Un edificio de la empresa de energía Ukrenergo, repetidamente blanco de ataques rusos, en Kiev, 14 de diciembre de 2022.

El hallazgo es claro hoy. Lanzada por los rusos hace seis meses, la campaña de bombardeo de las infraestructuras civiles de Ucrania, en particular de su red energética, no ha logrado los objetivos esperados por Moscú.

No solo el país no se ha visto privado permanentemente de agua, electricidad y calefacción, sino que la población ucraniana ha demostrado resiliencia y continúa apoyando la estrategia del presidente Volodymyr Zelensky. «La campaña de misiles para degradar la infraestructura energética de Ucrania ha fracasado definitivamente y Rusia parece haber abandonado el esfuerzo», estima, en una nota publicada el 8 de abril, el think tank estadounidense Institute for the Study of War. Las autoridades ucranianas incluso han anunciado que han reanudado sus exportaciones de electricidad a Europa, que fueron interrumpidas el 11 de octubre de 2022.
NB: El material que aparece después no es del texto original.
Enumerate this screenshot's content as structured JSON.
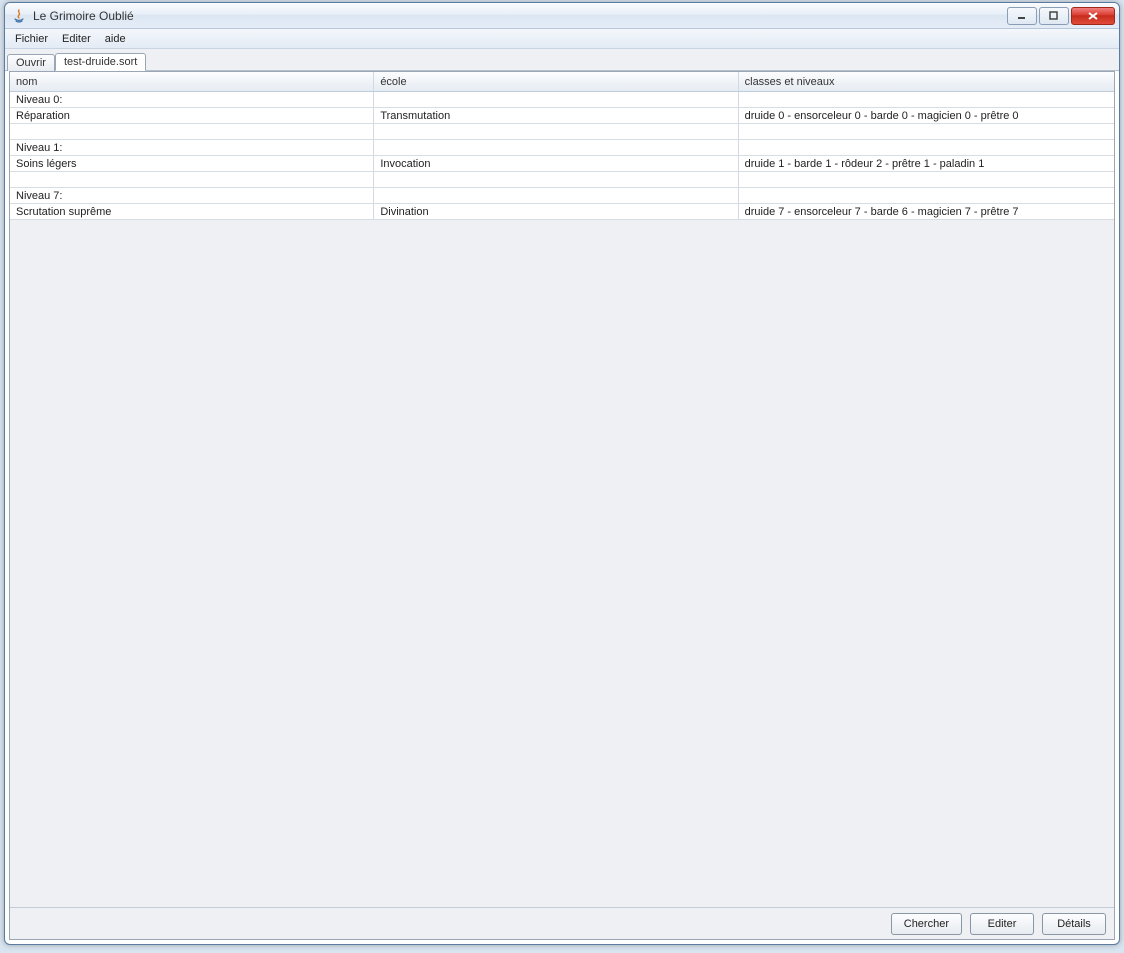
{
  "window": {
    "title": "Le Grimoire Oublié"
  },
  "menu": {
    "fichier": "Fichier",
    "editer": "Editer",
    "aide": "aide"
  },
  "tabs": [
    {
      "label": "Ouvrir",
      "active": false
    },
    {
      "label": "test-druide.sort",
      "active": true
    }
  ],
  "table": {
    "headers": {
      "nom": "nom",
      "ecole": "école",
      "classes": "classes et niveaux"
    },
    "rows": [
      {
        "nom": "Niveau 0:",
        "ecole": "",
        "classes": ""
      },
      {
        "nom": "Réparation",
        "ecole": "Transmutation",
        "classes": "druide 0 - ensorceleur 0 - barde 0 - magicien 0 - prêtre 0"
      },
      {
        "nom": "",
        "ecole": "",
        "classes": ""
      },
      {
        "nom": "Niveau 1:",
        "ecole": "",
        "classes": ""
      },
      {
        "nom": "Soins légers",
        "ecole": "Invocation",
        "classes": "druide 1 - barde 1 - rôdeur 2 - prêtre 1 - paladin 1"
      },
      {
        "nom": "",
        "ecole": "",
        "classes": ""
      },
      {
        "nom": "Niveau 7:",
        "ecole": "",
        "classes": ""
      },
      {
        "nom": "Scrutation suprême",
        "ecole": "Divination",
        "classes": "druide 7 - ensorceleur 7 - barde 6 - magicien 7 - prêtre 7"
      }
    ]
  },
  "footer": {
    "chercher": "Chercher",
    "editer": "Editer",
    "details": "Détails"
  }
}
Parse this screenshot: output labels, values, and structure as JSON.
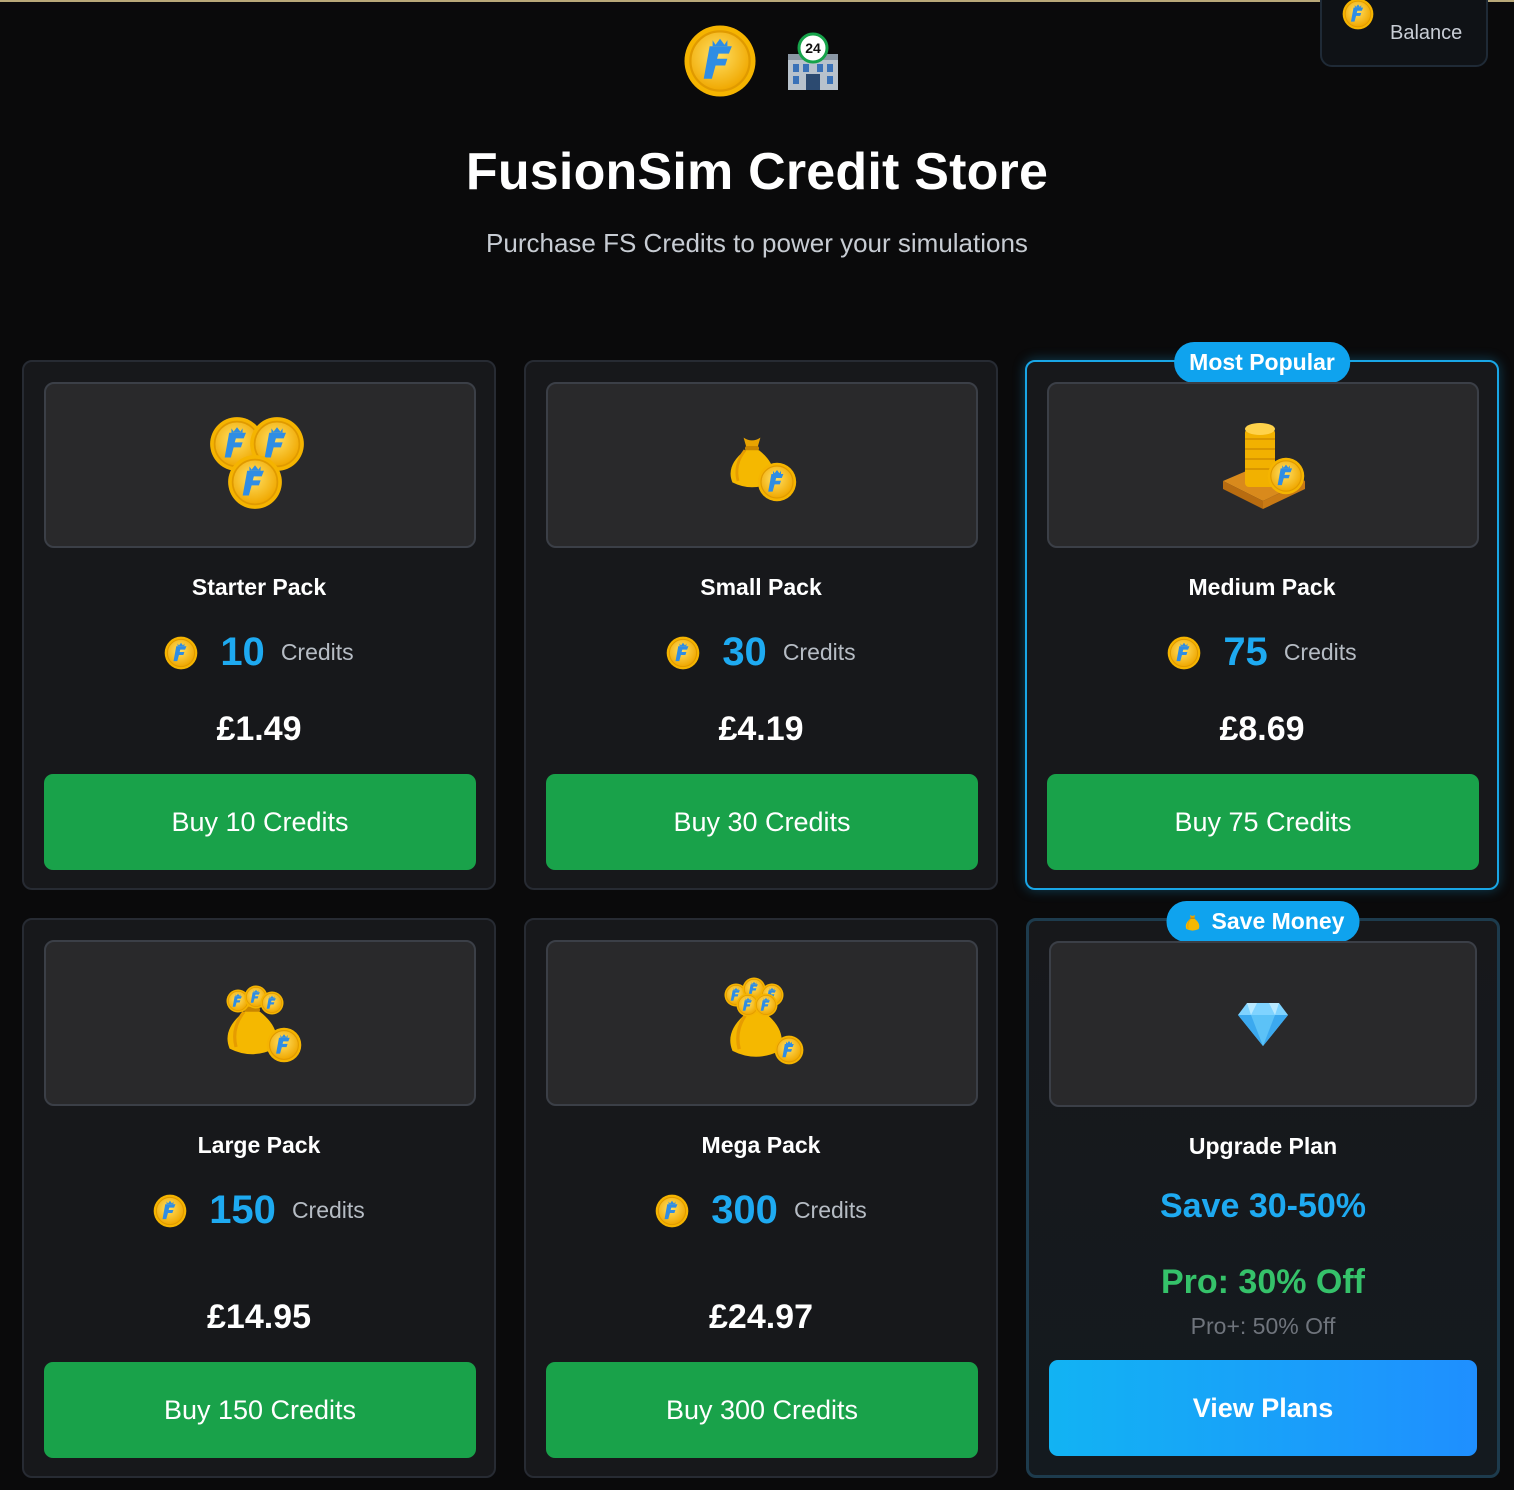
{
  "app": {
    "title": "FusionSim Credit Store",
    "subtitle": "Purchase FS Credits to power your simulations"
  },
  "balance": {
    "label": "Balance"
  },
  "icons": {
    "logo": "fs-coin-icon",
    "building": "building-24-icon",
    "credit": "coin-icon"
  },
  "colors": {
    "accent": "#1eaaf1",
    "buy": "#19a24a",
    "pro": "#35c26a",
    "badge": "#0fa3ee"
  },
  "packs": [
    {
      "name": "Starter Pack",
      "credits": "10",
      "credits_label": "Credits",
      "price": "£1.49",
      "button": "Buy 10 Credits"
    },
    {
      "name": "Small Pack",
      "credits": "30",
      "credits_label": "Credits",
      "price": "£4.19",
      "button": "Buy 30 Credits"
    },
    {
      "name": "Medium Pack",
      "credits": "75",
      "credits_label": "Credits",
      "price": "£8.69",
      "button": "Buy 75 Credits",
      "badge": "Most Popular"
    },
    {
      "name": "Large Pack",
      "credits": "150",
      "credits_label": "Credits",
      "price": "£14.95",
      "button": "Buy 150 Credits"
    },
    {
      "name": "Mega Pack",
      "credits": "300",
      "credits_label": "Credits",
      "price": "£24.97",
      "button": "Buy 300 Credits"
    }
  ],
  "upgrade": {
    "badge": "Save Money",
    "title": "Upgrade Plan",
    "save": "Save 30-50%",
    "pro": "Pro: 30% Off",
    "pro_plus": "Pro+: 50% Off",
    "button": "View Plans"
  }
}
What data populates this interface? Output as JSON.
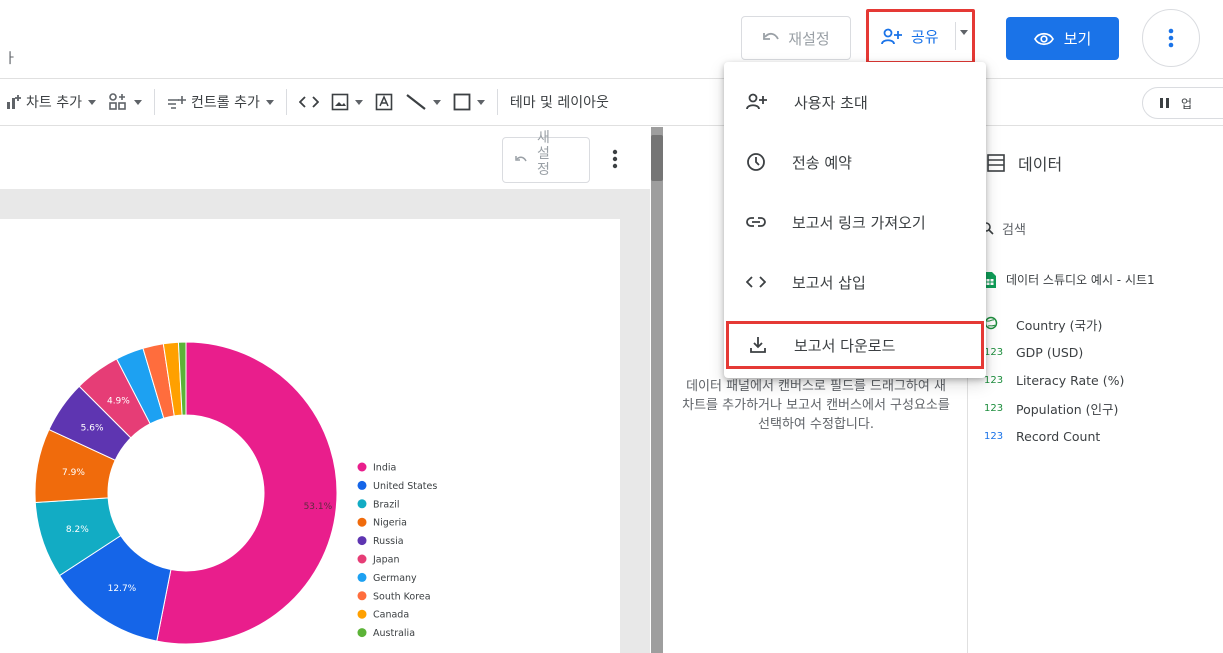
{
  "header": {
    "title_fragment": "ㅏ",
    "reset_label": "재설정",
    "share_label": "공유",
    "view_label": "보기"
  },
  "toolbar": {
    "add_chart": "차트 추가",
    "add_control": "컨트롤 추가",
    "theme": "테마 및 레이아웃",
    "layout_short": "업"
  },
  "canvas": {
    "reset_chars": [
      "새",
      "설",
      "정"
    ]
  },
  "share_menu": {
    "items": [
      {
        "label": "사용자 초대",
        "icon": "person-add-icon"
      },
      {
        "label": "전송 예약",
        "icon": "clock-icon"
      },
      {
        "label": "보고서 링크 가져오기",
        "icon": "link-icon"
      },
      {
        "label": "보고서 삽입",
        "icon": "code-icon"
      },
      {
        "label": "보고서 다운로드",
        "icon": "download-icon"
      }
    ]
  },
  "properties": {
    "empty_hint": "데이터 패널에서 캔버스로 필드를 드래그하여 새 차트를 추가하거나 보고서 캔버스에서 구성요소를 선택하여 수정합니다."
  },
  "data_panel": {
    "title": "데이터",
    "search_placeholder": "검색",
    "source_name": "데이터 스튜디오 예시 - 시트1",
    "fields": [
      {
        "type": "ABC",
        "name": "Country (국가)"
      },
      {
        "type": "123",
        "name": "GDP (USD)"
      },
      {
        "type": "123",
        "name": "Literacy Rate (%)"
      },
      {
        "type": "123",
        "name": "Population (인구)"
      },
      {
        "type": "123",
        "name": "Record Count"
      }
    ]
  },
  "colors": {
    "accent": "#1a73e8",
    "highlight": "#e53935"
  },
  "chart_data": {
    "type": "pie",
    "categories": [
      "India",
      "United States",
      "Brazil",
      "Nigeria",
      "Russia",
      "Japan",
      "Germany",
      "South Korea",
      "Canada",
      "Australia"
    ],
    "values": [
      53.1,
      12.7,
      8.2,
      7.9,
      5.6,
      4.9,
      3.0,
      2.2,
      1.6,
      0.8
    ],
    "data_labels": [
      "53.1%",
      "12.7%",
      "8.2%",
      "7.9%",
      "5.6%",
      "4.9%",
      "",
      "",
      "",
      ""
    ],
    "colors": [
      "#e91e8c",
      "#1565e8",
      "#12acc4",
      "#f06b0c",
      "#5e35b1",
      "#e63d76",
      "#1da1f2",
      "#ff6d3d",
      "#ffa000",
      "#5cb338"
    ],
    "donut": true,
    "legend": "right"
  }
}
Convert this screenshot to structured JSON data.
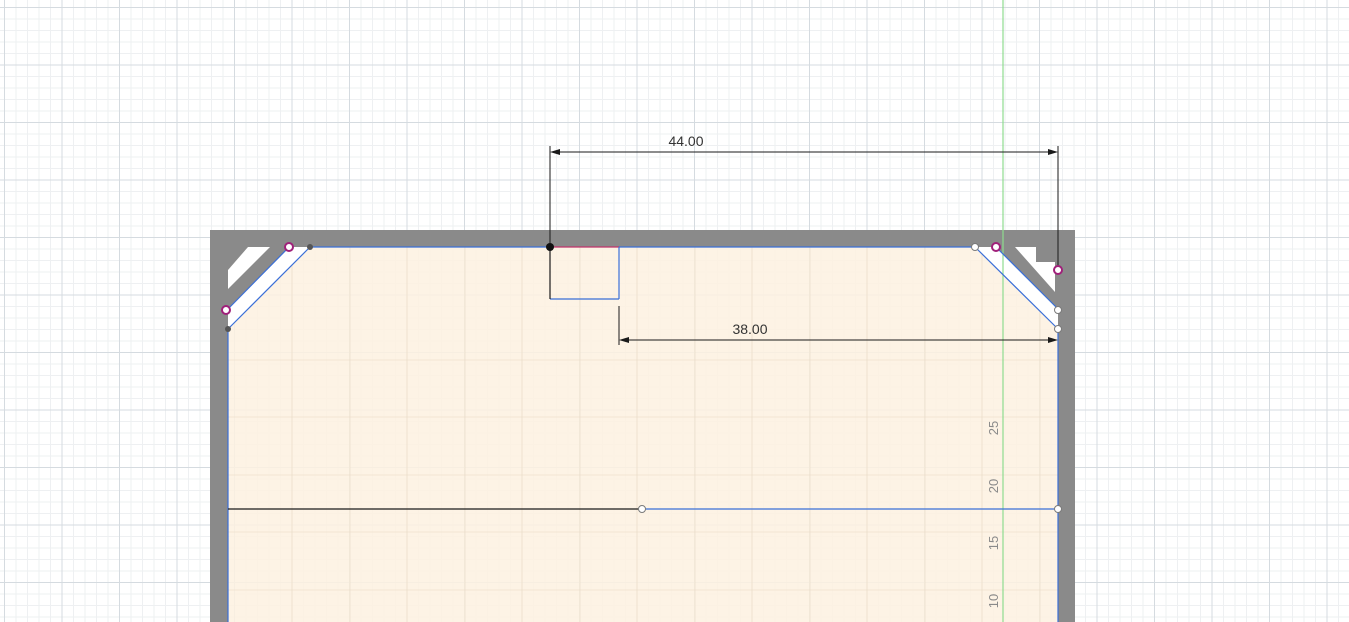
{
  "colors": {
    "frame": "#8a8a8a",
    "profile_fill": "#fdf1e0",
    "sketch_line": "#3a6fd8",
    "dimension_line": "#1a1a1a",
    "constraint_point": "#a0207a",
    "axis_line": "#8fdc8f"
  },
  "dimensions": {
    "top_width": "44.00",
    "slot_offset": "38.00"
  },
  "ruler": {
    "labels": [
      "25",
      "20",
      "15",
      "10"
    ]
  }
}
Sin embargo, cuando se lanzaron los primeros ataques en las ciudades ucranianas a principios del otoño de 2022, la preocupación era grande en Kiev. Disparados por cazabombarderos desde el espacio aéreo ruso o por edificios (buques de superficie y submarinos) que operan en el Mar Negro, los misiles guiados Kalibr, Kh-32 y otros Iskander causaron daños significativos a las centrales eléctricas. «El objetivo de los rusos es crear una catástrofe humanitaria y congelarnos hasta la muerte», denunció entonces el ministro de Energía de Ucrania, Herman Halouchtchenko. Incluso se mencionó un plan de evacuación para la ciudad de kiev, poblada por tres millones de habitantes antes de la guerra.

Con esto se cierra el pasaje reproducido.